Checks by the Center for Investigative Reporting Ghana (CIRGHA), an investigative NGO affiliated to the Global Investigative Reporters Network, based in the United State, have revealed that the Permanent Court of Arbitration has concluded its work and could make its decision in a matter of days, subject to both parties in the arbitration depositing €125,000 each into a bank account linked to the PCA.
As at last Monday, only Bankswitch Ghana had complied with the court’s directive, further checks by CIRGHA have revealed.
Sources confirmed to CIRGHA that a notice to this effect had been circulated to both parties since February this year.
Until 2012, Bankswitch Ghana was the lead agency in the implementation of Ghana’s first fully integrated electronic platform used in the processing of imports at the ports.
As at Monday this week, only Bankswitch Ghana had complied with the court’s directive, further checks by CIRGHA have revealed.
Sources confirmed to CIRGHA that a notice to this effect had been circulated to both parties since February this year.
In the case before the Court of Arbiration, Bankswitch Ghana claims its contract to manage the GCSDMS was wrongfully abrogated by the government of Ghana and as a result, it had not been able to recoup its investments.
However, Dr. Clement Apaak, who insists, Bankswitch is not entitled to any such claim is praying the Supreme Court of Ghana to declare the purported contract null and void because it lacked Parliamentary approval pursuant to Article 181 (5) of the 1992 Constitution.
In a writ filed before the Supreme Court, the Presidential Staffer is also seeking an order requiring the 2nd and 3rd defendants to indemnify the Government of Ghana against any loss, claims, arbitral awards, costs and/or any other liability whatsoever that the Government may be exposed to by reason of any person, institution and/or body relying on or giving effect to the provision of the said illegal agreements.

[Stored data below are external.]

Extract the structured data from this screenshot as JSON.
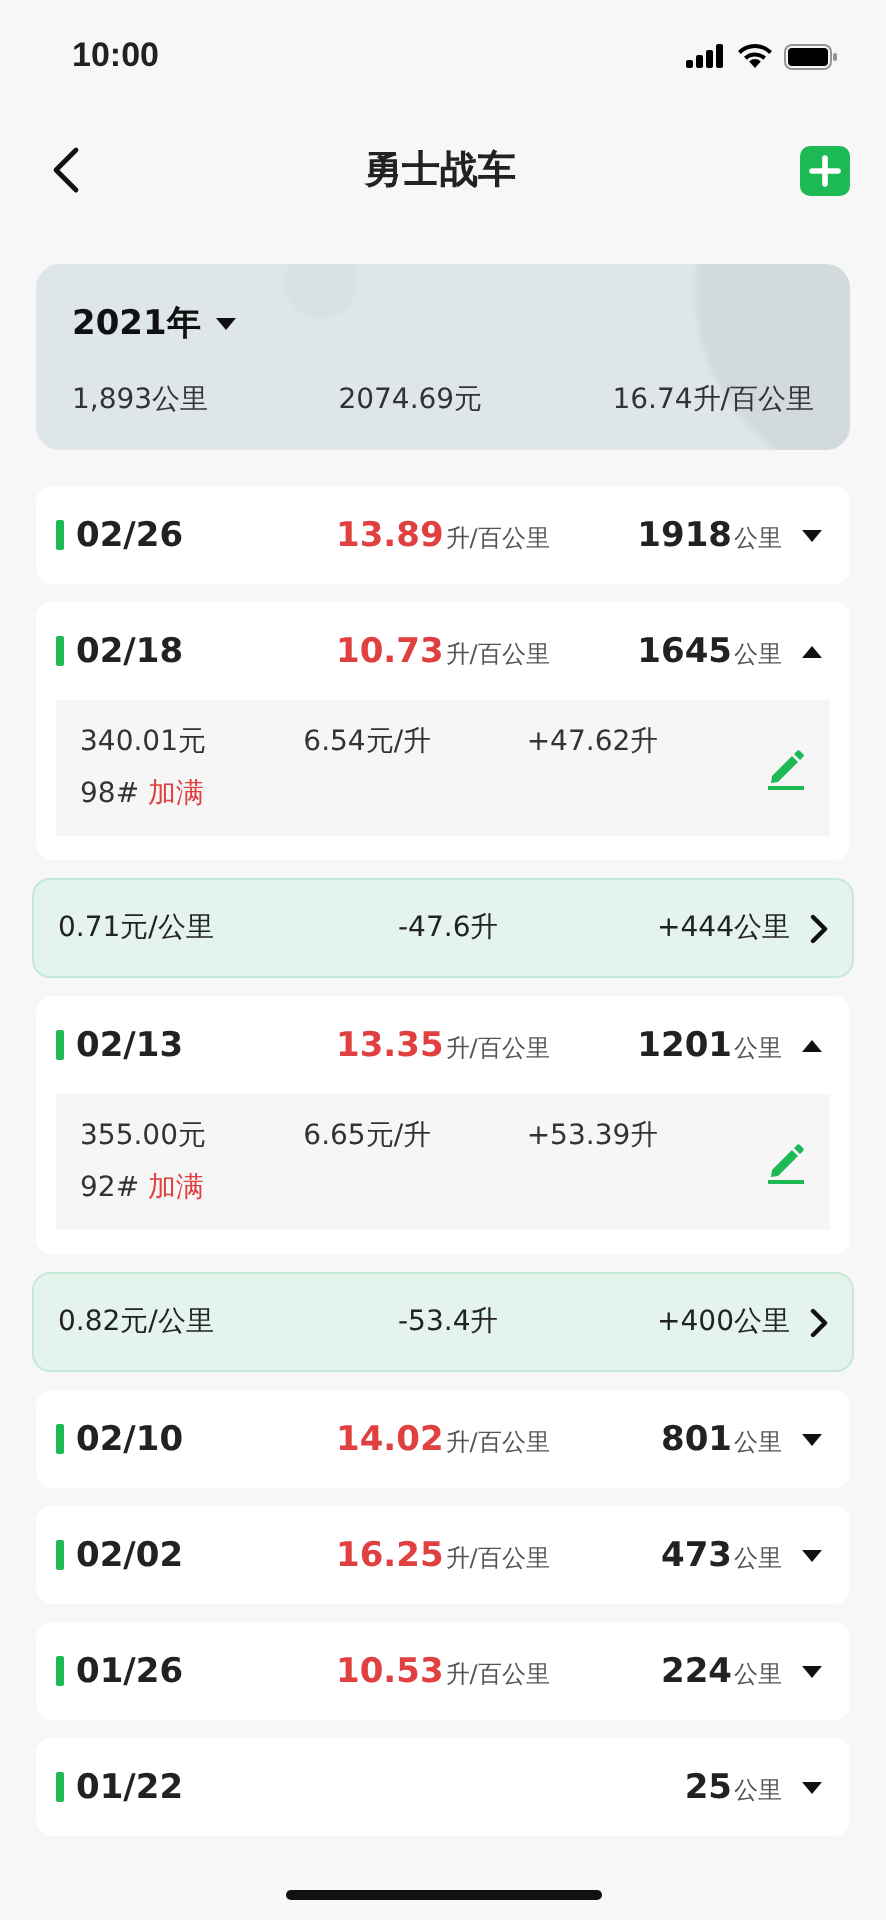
{
  "status_bar": {
    "time": "10:00"
  },
  "nav": {
    "title": "勇士战车"
  },
  "summary": {
    "year": "2021年",
    "distance": "1,893公里",
    "cost": "2074.69元",
    "consumption": "16.74升/百公里"
  },
  "list": [
    {
      "kind": "record",
      "date": "02/26",
      "consumption": "13.89",
      "consumption_unit": "升/百公里",
      "odometer": "1918",
      "odometer_unit": "公里",
      "expanded": false
    },
    {
      "kind": "record",
      "date": "02/18",
      "consumption": "10.73",
      "consumption_unit": "升/百公里",
      "odometer": "1645",
      "odometer_unit": "公里",
      "expanded": true,
      "details": {
        "cost": "340.01元",
        "price": "6.54元/升",
        "volume": "+47.62升",
        "grade": "98#",
        "tag": "加满"
      }
    },
    {
      "kind": "summary",
      "cost_per_km": "0.71元/公里",
      "fuel_change": "-47.6升",
      "distance": "+444公里"
    },
    {
      "kind": "record",
      "date": "02/13",
      "consumption": "13.35",
      "consumption_unit": "升/百公里",
      "odometer": "1201",
      "odometer_unit": "公里",
      "expanded": true,
      "details": {
        "cost": "355.00元",
        "price": "6.65元/升",
        "volume": "+53.39升",
        "grade": "92#",
        "tag": "加满"
      }
    },
    {
      "kind": "summary",
      "cost_per_km": "0.82元/公里",
      "fuel_change": "-53.4升",
      "distance": "+400公里"
    },
    {
      "kind": "record",
      "date": "02/10",
      "consumption": "14.02",
      "consumption_unit": "升/百公里",
      "odometer": "801",
      "odometer_unit": "公里",
      "expanded": false
    },
    {
      "kind": "record",
      "date": "02/02",
      "consumption": "16.25",
      "consumption_unit": "升/百公里",
      "odometer": "473",
      "odometer_unit": "公里",
      "expanded": false
    },
    {
      "kind": "record",
      "date": "01/26",
      "consumption": "10.53",
      "consumption_unit": "升/百公里",
      "odometer": "224",
      "odometer_unit": "公里",
      "expanded": false
    },
    {
      "kind": "record",
      "date": "01/22",
      "odometer": "25",
      "odometer_unit": "公里",
      "expanded": false
    }
  ]
}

“A declaration that the agreement dated the 12th day of December, 2007 and entered into between the Government of Ghana acting through the Ministry of Finance and Economic Planning and Revenue Agencies Governing Board on the one part and the 2nd and 3rd Defendants on the other part, is an international business or economic transaction, and thus null and void for want of Parliamentary authorisation pursuant to 181 (5) of the 1992 Constitution”.
Article 185 (5) of the 1992 Constitution states: “This article shall, with the necessary modifications by Parliament, apply to an international business or economic transactions to which the Government is a party as it applies to a loan.”
Ghana consortium include Get Holdings, a company incorporated under the laws of Cyprus, Get Technologies, a company incorporated under the laws of Cyprus, Get Group, a free zones enterprise registered in Dubai, (UAE), Faberkner Corporation, a company established under the laws of Panama and Intertek International Limited, a company organized and existing in accordance with the laws of England and Wales.
In spite of the case ongoing at the Supreme Court, legal pundits share the view that per international law, if the Permanent Court of Arbitration decides to uphold the claims of the consortium of companies led by Bankswitch Ghana, Government would be obliged to pay.
The Attorney-General and Minister of Justice, Mrs Marietta Brew Oppong Appiah, is in the heart of government’s effort to stem the tide of judgment debt payments deemed dubious.